五人編成の絶妙な音量バランス

無条件幸福論/SuG(PV FULL)
サビを冒頭に
ボーカル、ギター(二人)、ベース、ドラムの五人編成のロックバンド。
ミディアムのカラフルな髪型にバランスのとれた演奏スタイルです。
「無条件幸福論」はバラードをイメージさせるような落ち着いたテンポとなっています。
出だしはボーカルのサビから入り、Aメロへとつなぎます。
ドラマやアニメでも目玉シーンをオープニングに持ってくる手法があります。
90年代はおなじみのドラマ主題歌から入るパターンが一般的でした。
しかし、ビデオの録画機能が普及し、曲を聴かずにドラマだけを楽しむ視聴者が増えたのです。

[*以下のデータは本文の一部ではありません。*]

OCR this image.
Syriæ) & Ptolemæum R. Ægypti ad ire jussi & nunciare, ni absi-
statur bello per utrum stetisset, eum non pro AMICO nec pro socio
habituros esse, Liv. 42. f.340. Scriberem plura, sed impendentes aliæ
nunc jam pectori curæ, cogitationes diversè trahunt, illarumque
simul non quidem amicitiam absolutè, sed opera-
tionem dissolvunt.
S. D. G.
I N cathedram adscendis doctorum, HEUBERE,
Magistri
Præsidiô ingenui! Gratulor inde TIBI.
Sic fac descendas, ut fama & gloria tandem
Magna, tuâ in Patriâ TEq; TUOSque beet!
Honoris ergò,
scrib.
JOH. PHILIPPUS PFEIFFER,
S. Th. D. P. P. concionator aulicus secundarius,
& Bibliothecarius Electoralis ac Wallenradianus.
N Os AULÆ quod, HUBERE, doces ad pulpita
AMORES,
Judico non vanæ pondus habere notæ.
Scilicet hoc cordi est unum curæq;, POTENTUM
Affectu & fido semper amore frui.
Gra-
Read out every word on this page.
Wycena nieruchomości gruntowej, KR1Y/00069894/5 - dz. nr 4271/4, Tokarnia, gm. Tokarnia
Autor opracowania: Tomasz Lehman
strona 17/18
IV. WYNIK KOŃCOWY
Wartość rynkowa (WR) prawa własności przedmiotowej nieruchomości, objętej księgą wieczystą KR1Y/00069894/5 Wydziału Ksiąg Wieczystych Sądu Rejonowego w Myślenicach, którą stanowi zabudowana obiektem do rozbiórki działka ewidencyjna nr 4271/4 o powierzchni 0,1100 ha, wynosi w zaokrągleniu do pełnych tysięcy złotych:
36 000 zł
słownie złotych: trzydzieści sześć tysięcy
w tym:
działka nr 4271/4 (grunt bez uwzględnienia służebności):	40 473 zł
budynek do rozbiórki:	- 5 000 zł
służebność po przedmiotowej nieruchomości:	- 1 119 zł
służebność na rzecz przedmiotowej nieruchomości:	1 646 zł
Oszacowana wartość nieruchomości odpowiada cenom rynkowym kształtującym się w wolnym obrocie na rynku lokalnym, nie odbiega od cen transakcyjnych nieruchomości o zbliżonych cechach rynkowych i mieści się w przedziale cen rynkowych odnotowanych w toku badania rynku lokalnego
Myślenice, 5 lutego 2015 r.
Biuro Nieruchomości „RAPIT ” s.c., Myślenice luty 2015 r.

そこで番組制作者は主題歌を浸透させるため、ドラマの構成をアレンジしました。
そうすることで主題歌も自然と耳に入るようになったのです。
音楽でも同じ現象が起こり、サビを歌い出しに持ってくる技法が流行しました。
こうして短時間で効果的にインパクトを与えることに成功したのです。
「無条件幸福論」はどんな歌?
実は彼氏目線!?
SuGのボーカルは男性ですが、サビには女性言葉が使われています。
この記述から、歌詞は女性目線で書かれたものと勘違いしてしまう人もいるでしょう。
中盤にくると「僕」という一人称が出てきます。
女性でも自分を指して「僕」という人もいます。
しかし、一般的に「僕」と言えば、男性が使う言葉です。
そこで、リスナーは混乱するのです。
「この歌詞は一体全体男性目線なのか、それとも女性目線なのか?」
答えは男性目線の”よりを戻す歌”です。
それでは、ストーリー風に歌詞を解説していきましょう!
繰り返しの効果
サビだけは彼女のセリフ
あなた以上の人が居たとしても
あたしはあなたを愛すのでしょう
だからこそ わがままはもう言わないから
それじゃあ 今(ここ)で バイバイ
出典: 無条件幸福論/作詞:武瑠 作曲:武瑠
まず上の歌詞は彼女が彼氏に対して別れを宣告した言葉です。
それをサビに使うことで、彼氏の頭の中をうまく表白しています。
女性言葉なので違和感を感じた読者もいるでしょう。
上の歌詞からは女性側の懊悩(おうのう)する様子が描かれています。
生涯あなた以上に好きな人はできないだろうと……。
しかし、何らかの原因で彼女側は別れないといけない状況に陥りました。
歌詞に詳細は書かれていません。
しかし、別れたくないのに別れを切り出した様子は推察できます。
そして、泣く泣く彼氏に別れを告げるのです。
サビの特徴
「無条件幸福論」のサビに”愛すのでしょう”という一文があります。
これを平仮名にします。
”あいすのでしょう”
ちょうど七文字ですね。
古文の授業で出てきた「五・七・五・七・七」の短歌を思い出してください。
全部で三十一音あります。
五文字と七文字は古来よりリズムのいい日本語です。
大和の歌人・紀貫之(きのつらゆき)もそれを理解していました。
三十六歌仙の一人で百人一首にもあります。
「人はいさ 心も知らず ふるさとは 花ぞ昔の 香ににほひける(百人一首)」
短歌とは現代風に言えば、J-POPです。
リズミカルに歌うことが平安貴族の歌会では重要でした。
同じように現代の音楽にも五文字や七文字でサビを書く作詞家が多くいます。
気になる人はサザンオールスターズの歌詞の”サビ”を参考にしてみてください。
ほとんどのサビは七五調(五文字と七文字)で作られています。